Air passenger duty replacement tax could be delayed
The Scottish Government aims to abolish the levy completely at a later date.
The Scottish Government's plans to replace air passenger duty may have to be delayed, the finance secretary has announced.
The devolved administration wants to replace the duty with an air departure tax (ADT) to cut the levy by 50% by 2021, with an overall aim to abolish it at a later date.
Derek Mackay told MSPs that ADT's introduction could be delayed because proposals to continue with an exemption for passengers who fly from Highlands and Islands airports require EU approval under state aid rules.
The minister told MSPs the matter has been discussed with UK Government ministers but he felt their response was "disappointing".
Opposition parties, both those for and against the policy, reacted angrilly to the announcement at Holyrood on Thursday.
The Tories, who back the aviation tax cuts, said ministers were "trying to weasel out" of their commitment.

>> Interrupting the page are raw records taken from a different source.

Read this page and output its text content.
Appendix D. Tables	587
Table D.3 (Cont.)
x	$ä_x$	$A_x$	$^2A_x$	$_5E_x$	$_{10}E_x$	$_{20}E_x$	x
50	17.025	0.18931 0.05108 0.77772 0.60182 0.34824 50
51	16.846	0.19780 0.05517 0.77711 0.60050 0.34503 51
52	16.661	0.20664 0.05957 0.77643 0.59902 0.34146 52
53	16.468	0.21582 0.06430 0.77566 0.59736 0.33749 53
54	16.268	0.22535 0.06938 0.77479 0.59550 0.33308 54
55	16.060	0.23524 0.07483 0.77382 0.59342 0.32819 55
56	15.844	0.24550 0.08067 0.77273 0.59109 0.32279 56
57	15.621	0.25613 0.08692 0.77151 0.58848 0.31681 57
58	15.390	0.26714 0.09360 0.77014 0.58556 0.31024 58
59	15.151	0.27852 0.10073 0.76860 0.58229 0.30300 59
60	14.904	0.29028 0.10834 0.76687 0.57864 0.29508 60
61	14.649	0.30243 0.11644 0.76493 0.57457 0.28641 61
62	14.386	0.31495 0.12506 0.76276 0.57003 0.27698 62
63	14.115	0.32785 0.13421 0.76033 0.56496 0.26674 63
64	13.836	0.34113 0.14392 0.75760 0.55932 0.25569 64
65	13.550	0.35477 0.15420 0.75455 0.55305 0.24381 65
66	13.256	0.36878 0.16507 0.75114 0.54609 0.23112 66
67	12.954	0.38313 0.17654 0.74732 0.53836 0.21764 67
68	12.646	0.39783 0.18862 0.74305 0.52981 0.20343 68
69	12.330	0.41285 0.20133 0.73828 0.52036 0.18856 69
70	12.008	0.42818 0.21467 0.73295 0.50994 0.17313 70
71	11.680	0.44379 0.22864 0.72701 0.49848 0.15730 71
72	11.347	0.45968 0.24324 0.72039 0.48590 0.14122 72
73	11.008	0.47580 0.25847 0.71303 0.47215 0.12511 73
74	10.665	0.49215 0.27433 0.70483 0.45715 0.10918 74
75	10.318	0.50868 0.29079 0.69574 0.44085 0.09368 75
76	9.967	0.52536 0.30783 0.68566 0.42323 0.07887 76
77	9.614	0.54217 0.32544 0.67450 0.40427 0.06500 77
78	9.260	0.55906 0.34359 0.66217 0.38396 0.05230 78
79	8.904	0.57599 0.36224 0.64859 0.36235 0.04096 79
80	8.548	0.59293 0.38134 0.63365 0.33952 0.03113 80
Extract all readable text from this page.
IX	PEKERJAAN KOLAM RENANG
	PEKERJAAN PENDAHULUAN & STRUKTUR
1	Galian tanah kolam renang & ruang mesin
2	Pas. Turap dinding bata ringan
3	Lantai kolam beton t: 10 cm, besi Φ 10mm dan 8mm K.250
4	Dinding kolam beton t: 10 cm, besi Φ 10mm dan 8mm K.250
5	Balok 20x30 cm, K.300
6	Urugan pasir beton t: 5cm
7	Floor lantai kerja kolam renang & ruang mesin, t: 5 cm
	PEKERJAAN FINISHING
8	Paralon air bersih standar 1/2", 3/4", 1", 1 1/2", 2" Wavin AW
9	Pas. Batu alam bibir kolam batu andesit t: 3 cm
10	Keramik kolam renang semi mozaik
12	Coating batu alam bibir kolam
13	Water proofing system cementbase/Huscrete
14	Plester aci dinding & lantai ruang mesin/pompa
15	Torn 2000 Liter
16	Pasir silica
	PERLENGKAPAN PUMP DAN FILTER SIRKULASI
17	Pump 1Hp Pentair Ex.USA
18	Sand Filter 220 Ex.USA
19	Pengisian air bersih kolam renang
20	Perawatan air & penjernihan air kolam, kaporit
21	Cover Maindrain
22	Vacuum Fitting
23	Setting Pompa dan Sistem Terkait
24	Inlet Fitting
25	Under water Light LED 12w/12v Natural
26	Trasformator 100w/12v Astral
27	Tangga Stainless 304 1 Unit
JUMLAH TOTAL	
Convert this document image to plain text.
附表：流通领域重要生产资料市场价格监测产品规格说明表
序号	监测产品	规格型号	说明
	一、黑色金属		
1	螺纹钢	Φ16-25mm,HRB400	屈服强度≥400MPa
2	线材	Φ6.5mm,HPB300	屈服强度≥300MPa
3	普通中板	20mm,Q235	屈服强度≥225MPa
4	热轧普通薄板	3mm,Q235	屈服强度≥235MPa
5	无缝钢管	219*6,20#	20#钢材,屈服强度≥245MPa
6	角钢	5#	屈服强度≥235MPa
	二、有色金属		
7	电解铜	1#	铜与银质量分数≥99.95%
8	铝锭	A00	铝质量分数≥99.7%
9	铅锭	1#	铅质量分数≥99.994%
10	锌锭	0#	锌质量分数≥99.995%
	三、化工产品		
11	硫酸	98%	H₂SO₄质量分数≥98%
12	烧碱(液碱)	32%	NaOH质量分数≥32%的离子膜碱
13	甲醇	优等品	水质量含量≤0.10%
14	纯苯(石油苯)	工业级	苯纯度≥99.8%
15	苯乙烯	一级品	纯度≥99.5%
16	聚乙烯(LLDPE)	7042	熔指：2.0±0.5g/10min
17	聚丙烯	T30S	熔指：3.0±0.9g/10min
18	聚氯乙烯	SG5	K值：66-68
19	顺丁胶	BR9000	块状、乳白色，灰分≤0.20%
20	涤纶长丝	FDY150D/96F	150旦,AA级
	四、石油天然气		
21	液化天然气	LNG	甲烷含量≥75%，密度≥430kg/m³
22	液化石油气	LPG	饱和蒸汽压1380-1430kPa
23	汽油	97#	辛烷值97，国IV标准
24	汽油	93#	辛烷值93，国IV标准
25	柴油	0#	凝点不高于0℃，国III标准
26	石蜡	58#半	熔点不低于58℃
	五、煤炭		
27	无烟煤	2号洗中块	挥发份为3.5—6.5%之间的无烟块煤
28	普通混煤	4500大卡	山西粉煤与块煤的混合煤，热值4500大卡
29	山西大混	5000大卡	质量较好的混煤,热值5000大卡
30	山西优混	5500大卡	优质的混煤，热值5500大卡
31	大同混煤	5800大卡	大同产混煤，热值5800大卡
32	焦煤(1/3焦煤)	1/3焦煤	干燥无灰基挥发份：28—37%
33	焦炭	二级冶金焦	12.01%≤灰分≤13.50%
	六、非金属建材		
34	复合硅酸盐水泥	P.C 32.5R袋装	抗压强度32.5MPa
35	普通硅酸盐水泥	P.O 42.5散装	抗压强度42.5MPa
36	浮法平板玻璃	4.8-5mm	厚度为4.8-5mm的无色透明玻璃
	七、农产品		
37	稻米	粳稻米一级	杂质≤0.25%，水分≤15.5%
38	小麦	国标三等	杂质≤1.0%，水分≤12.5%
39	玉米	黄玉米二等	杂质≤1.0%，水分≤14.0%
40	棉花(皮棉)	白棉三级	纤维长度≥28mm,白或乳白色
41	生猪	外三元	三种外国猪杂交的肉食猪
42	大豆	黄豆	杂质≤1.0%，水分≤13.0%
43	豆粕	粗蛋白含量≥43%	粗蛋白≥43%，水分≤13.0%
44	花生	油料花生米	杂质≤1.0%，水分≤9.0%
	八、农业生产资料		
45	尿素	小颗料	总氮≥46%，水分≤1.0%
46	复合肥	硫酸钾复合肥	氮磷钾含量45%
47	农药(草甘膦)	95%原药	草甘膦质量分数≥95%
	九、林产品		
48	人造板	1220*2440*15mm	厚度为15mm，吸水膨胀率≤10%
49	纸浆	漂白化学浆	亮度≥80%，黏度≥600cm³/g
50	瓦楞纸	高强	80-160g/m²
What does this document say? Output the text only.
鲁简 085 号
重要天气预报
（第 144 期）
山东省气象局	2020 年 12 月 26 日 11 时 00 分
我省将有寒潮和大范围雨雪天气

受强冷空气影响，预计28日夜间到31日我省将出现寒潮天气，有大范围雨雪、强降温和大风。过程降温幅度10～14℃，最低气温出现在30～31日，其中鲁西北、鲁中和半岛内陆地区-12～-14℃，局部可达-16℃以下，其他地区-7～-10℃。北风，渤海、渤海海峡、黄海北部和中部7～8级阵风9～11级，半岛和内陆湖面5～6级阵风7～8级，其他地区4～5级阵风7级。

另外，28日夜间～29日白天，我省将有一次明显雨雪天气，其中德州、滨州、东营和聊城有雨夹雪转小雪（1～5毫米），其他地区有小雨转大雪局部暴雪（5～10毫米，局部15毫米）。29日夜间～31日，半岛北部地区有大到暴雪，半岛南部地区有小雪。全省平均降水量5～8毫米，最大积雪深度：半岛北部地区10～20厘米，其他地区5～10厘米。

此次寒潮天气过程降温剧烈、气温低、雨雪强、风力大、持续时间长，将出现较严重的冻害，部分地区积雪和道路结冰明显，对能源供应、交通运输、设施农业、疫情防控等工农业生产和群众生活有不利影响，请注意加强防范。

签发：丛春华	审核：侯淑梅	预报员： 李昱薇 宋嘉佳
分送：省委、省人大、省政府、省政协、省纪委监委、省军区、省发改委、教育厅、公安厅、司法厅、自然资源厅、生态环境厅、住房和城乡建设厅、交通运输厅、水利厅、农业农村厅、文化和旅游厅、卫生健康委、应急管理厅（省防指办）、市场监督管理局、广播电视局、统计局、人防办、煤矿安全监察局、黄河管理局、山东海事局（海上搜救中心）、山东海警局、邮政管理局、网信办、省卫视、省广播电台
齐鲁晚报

The Greens said the finance secretary had come up with a "technical pretext to save his blushes".
The airline industry also expressed its frustration with the potential delay.
Edinburgh Airport chief executive Gordon Dewar said the subject had been the discussion of a now lengthy debate with no "meaningful outcome".
Mackay told MSPs his counterparts in the UK Treasury had "serious concerns" about approaching the EU about the changes as it may mean Scottish ministers have to"accept full liability" for all risks, including the historic operation of the tax, if the EU does not approve the exemption.
"The conditions the UK Government have sought to impose are clearly not acceptable," Mr Mackay explained.
"This government therefore finds ourselves placed in a deeply unsatisfactory position.
"We could choose not to introduce the exemption for Highlands and Islands flights. This would ensure ADT remains within EU state-aid rules and avoid the need for notification but would bring an unacceptable cost to the fragile economies of the Highlands and Islands."
UK ministers have suggested the implementation of the tax could be deferred for "an unspecified time period", he said.
The minister said the Scottish Government has proposed an amendment to its block grant from the Treasury to fund the exemption, which would allow the tax to be implemented on time.